August 24, 2022
It’s been one year since the world, via the International Monetary Fund (IMF), took a historic step to address the global challenges resulting from the COVID-19 pandemic. On August 23, 2021, $650 billion worth of resources known as Special Drawing Rights (SDRs) were distributed among IMF member countries around the world.
These resources, a type of reserve asset, provided the best source of relief to low- and middle-income countries responding to the dual health and economic crises, sending approximately $209 billion to them via their IMF quota shares. As a tool, SDRs are unique in that they are not loans, do not have conditions (like requiring austerity) around their use, and do not have any costs to taxpayers. Because SDRs enabled governments to acquire vaccines and personal protective equipment, to import necessities, and to support their populations, the August 2021 issuance almost certainly saved the lives of many people struggling to survive during some of the worst crises of the last few decades.
This research updates an April 2022 report and tracks how countries made use of these SDRs from August 23, 2021 to July 31, 2022. Specifically, countries may use SDRs to supplement their existing reserves; to acquire hard currency by exchanging them; to support their domestic budgets and reduce their external, non-IMF debt; and — effectively — as IMF debt relief. Using SDRs in ways other than as reserves entails paying a relatively small amount of interest. This is why SDRs have been described as “practically free financing.”
The data show that during this period:
Of 105 countries that used SDRs, 104 were low- and middle-income countries;
Excluding use of SDRs as reserves, 15 countries used SDRs in three ways, 27 countries in two ways, and 58 countries in one way;
$16.3 billion was exchanged for hard currency by 42 countries;
$10.9 billion was used, effectively, as IMF debt relief by 79 countries to some degree, and of that, $8.9 billion was used by 34 countries to a significant degree;
At least 69 countries have included SDRs totaling $80.4 billion worth in their government budgets or used them for fiscal purposes.
Explore how SDRs have been used, below.
The SDR issuance has touched every continent and SDRs were particularly well-used by African countries.
Compared to other sources of support for low- and middle-income countries, SDRs had — by far — a greater impact. However, as shown in this sample, richer countries provided themselves with much higher levels of support.
SDRs were badly needed. The five weeks after the issuance saw high use, and there has been somewhat consistent use since then.
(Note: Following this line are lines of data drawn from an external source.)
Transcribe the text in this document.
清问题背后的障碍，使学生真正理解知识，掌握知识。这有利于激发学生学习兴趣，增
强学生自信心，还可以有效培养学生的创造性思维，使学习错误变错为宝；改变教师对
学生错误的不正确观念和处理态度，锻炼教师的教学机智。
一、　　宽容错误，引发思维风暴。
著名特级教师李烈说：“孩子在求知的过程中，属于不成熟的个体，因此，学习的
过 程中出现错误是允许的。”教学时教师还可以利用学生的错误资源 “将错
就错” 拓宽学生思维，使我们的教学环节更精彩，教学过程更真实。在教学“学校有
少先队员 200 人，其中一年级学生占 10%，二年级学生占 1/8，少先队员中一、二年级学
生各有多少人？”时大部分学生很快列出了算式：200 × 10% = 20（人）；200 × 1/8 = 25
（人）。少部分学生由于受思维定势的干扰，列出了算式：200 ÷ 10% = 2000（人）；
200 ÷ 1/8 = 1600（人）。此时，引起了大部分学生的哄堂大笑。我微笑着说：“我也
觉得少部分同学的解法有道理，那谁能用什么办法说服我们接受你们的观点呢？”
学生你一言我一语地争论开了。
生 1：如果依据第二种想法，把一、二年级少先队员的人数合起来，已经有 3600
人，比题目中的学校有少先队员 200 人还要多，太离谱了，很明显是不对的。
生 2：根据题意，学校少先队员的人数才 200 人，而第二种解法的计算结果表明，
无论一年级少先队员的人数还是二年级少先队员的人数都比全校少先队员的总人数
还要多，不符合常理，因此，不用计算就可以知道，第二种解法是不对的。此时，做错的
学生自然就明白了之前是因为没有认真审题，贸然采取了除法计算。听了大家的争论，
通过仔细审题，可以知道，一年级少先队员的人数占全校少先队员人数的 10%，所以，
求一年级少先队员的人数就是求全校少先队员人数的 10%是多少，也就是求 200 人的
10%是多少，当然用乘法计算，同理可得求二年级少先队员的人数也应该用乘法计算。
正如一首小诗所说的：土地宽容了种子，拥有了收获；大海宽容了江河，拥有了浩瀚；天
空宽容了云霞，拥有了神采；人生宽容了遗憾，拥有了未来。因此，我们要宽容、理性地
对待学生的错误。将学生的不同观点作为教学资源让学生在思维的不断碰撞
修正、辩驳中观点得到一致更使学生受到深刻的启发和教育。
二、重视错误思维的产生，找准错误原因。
SDRs were almost exclusively used by low- and middle-income countries (one advanced economy — Greece — used SDRs as debt relief for its crisis-era loans).
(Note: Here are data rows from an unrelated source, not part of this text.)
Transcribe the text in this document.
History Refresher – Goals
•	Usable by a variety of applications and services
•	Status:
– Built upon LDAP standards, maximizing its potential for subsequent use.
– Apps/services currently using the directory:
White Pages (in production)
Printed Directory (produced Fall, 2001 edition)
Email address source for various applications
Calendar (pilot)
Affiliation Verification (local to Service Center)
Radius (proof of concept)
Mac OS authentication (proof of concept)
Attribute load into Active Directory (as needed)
SDRs were widely used across geographic regions.
Sub-Saharan Africa especially depended on SDRs, having the highest take-up rate.
Many countries were able to maximize the effect of SDRs by combining various uses and even exceeding the nominal value that they received.
Fiscal uses — using SDRs to spend domestically — were especially important.
There are many benefits for countries like the United States that do not directly use SDRs. In addition to supporting American exporters, SDRs generate millions of dollars for Americans and cost them nothing.
Additionally, SDRs are sanctions-neutral, meaning they comply with sanctions to the extent that IMF member countries do.
Compared to an issuance of SDRs in the wake of the global recession in 2009, the 2021 issuance was an even greater success.
Because SDRs are distributed according to country shares at the IMF, a significant portion goes to richer countries. Since they have no need to use SDRs — and do not use them in any significant way — there have been efforts to rechannel these SDRs as loans to low- and middle-income countries. However, after one year, very few resources have been committed and none have actually been received by low- and middle-income countries.
Due to the fact rechanneling has not yet delivered on its promises, there is a growing effort to help low- and middle-income countries with an additional issuance of SDRs. In the context of additional global crises, such as rising interest rates, the high costs of food and energy, and spillover effects from the war in Ukraine, a similarly sized allocation as last year’s would provide $209 billion for these countries.